Mieszkańcy robią, co mogą, by pozbyć się problemu gryzoni, które powodują liczne szkody w gospodarstwach.
- Po pierwszym pożarze szczury nawet nie uciekały przed ludźmi, tylko chodziły sobie po podwórkach. Teraz jest podobnie - cały czas rozkładamy trutki, ale szczury cały czas się pojawiają i tworzą szkody w gospodarstwach. A to jedzą małe kurczaki, a to gołębie. Mamy różne straty - opowiada Krystyna Ostrowska, sołtys Pląskowic. - Najbardziej boimy się epidemii chorób i zarazków, które te szczury mogą roznosić. Ostatnio poumierały mi masowo kurczaki i zastanawiam się, czy nie doszło do tego na tym tle - dodaje.
Mieszkańcy Fałkowa i okolic próbują sobie poradzić z plagą groźnych gryzoni we własnym zakresie, ale skala problemu powoli zaczyna ich przytłaczać. Do tej pory nie sporządzono oficjalnego pisma skierowanego do wójta, ale kwestia szczurów była poruszana podczas sesji rady gminy.
- Mówiliśmy na sesjach, że szczury nam dokuczają, ale na razie nie ma odzew na ten temat - potwierdza sołtys Pląskowic. - Jak nie będziemy mogli sobie już z tym poradzić, udamy się po pomoc.
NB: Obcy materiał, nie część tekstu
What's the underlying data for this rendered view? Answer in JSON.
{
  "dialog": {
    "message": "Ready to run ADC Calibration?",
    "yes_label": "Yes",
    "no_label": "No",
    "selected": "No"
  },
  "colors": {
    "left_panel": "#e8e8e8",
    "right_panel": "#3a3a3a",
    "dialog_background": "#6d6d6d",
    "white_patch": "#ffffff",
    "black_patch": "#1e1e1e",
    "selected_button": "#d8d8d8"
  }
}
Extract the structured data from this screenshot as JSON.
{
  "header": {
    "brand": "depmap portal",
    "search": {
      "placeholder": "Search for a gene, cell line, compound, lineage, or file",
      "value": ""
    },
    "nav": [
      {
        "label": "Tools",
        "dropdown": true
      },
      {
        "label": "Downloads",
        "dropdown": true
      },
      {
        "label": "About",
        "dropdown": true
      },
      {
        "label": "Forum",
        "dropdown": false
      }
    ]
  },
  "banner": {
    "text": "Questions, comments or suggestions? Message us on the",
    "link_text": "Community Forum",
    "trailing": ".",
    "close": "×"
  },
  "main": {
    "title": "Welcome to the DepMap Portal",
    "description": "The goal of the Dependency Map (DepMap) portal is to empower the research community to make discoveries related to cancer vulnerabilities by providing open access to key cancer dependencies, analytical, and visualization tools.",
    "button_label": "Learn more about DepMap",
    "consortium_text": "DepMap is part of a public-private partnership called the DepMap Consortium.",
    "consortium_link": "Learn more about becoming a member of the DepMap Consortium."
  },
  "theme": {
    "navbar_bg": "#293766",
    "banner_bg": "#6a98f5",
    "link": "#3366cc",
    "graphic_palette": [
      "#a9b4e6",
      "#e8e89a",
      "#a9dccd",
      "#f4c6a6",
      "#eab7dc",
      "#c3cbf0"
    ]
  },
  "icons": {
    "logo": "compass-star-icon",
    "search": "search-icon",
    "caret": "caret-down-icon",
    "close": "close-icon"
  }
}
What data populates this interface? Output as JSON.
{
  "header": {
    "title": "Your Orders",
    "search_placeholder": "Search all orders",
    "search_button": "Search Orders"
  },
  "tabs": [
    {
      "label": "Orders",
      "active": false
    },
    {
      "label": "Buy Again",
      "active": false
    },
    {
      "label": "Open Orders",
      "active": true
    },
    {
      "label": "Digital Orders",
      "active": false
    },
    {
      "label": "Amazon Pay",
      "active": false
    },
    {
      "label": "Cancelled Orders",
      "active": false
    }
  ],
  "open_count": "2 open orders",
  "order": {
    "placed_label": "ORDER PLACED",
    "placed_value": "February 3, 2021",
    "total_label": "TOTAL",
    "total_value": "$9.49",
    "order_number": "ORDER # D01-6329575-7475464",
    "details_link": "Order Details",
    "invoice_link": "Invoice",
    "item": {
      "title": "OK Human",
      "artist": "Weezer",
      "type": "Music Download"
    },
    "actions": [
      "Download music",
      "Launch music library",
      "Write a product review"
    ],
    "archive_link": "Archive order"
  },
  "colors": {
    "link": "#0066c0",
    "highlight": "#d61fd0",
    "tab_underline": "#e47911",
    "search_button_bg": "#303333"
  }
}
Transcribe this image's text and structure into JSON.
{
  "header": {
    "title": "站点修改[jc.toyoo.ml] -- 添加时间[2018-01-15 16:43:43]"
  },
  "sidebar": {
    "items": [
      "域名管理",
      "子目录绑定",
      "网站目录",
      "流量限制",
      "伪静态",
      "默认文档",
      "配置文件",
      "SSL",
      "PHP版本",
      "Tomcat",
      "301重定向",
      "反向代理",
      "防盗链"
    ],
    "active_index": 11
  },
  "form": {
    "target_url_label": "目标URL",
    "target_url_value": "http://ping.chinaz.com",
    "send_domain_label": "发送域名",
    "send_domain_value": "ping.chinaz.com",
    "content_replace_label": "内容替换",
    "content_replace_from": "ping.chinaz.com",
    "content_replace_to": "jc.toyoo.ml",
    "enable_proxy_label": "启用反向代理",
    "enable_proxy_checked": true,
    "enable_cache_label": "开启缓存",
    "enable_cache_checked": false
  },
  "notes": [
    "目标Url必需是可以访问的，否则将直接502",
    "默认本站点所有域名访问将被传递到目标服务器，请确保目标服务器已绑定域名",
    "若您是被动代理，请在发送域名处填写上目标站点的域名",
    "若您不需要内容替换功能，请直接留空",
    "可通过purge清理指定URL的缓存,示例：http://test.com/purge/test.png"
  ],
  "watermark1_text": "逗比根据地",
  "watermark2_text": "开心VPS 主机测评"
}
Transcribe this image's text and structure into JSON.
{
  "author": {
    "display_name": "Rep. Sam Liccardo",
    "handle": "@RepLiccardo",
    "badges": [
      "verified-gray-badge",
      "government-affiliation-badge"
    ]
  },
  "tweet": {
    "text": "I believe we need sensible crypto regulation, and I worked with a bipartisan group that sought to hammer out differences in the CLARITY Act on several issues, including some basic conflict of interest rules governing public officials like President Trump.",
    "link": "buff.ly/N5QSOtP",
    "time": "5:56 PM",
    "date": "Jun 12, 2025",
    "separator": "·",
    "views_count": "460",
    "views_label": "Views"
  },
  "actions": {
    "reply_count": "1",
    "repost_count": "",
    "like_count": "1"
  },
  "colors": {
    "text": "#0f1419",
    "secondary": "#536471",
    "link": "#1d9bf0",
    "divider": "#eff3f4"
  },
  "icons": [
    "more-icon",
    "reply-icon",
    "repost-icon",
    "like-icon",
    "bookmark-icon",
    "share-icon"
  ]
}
Krystyna Ostrowska twierdzi, że problem szczurów wynika bezpośrednio z sytuacji na fałkowskim składowisku śmieci.
Polecany artykuł:
- Śmieci są tam tylko dowożone, ale nie są przerabiane. Problem trwa już od kilku lat. W gminie czy w mieście (Końskich - przyp. red.) słyszeliśmy, że coś się ruszyło, ale gdy chcieliśmy się dopytać, usłyszeliśmy jedynie, że procedury trwają - kończy Krystyna Ostrowska.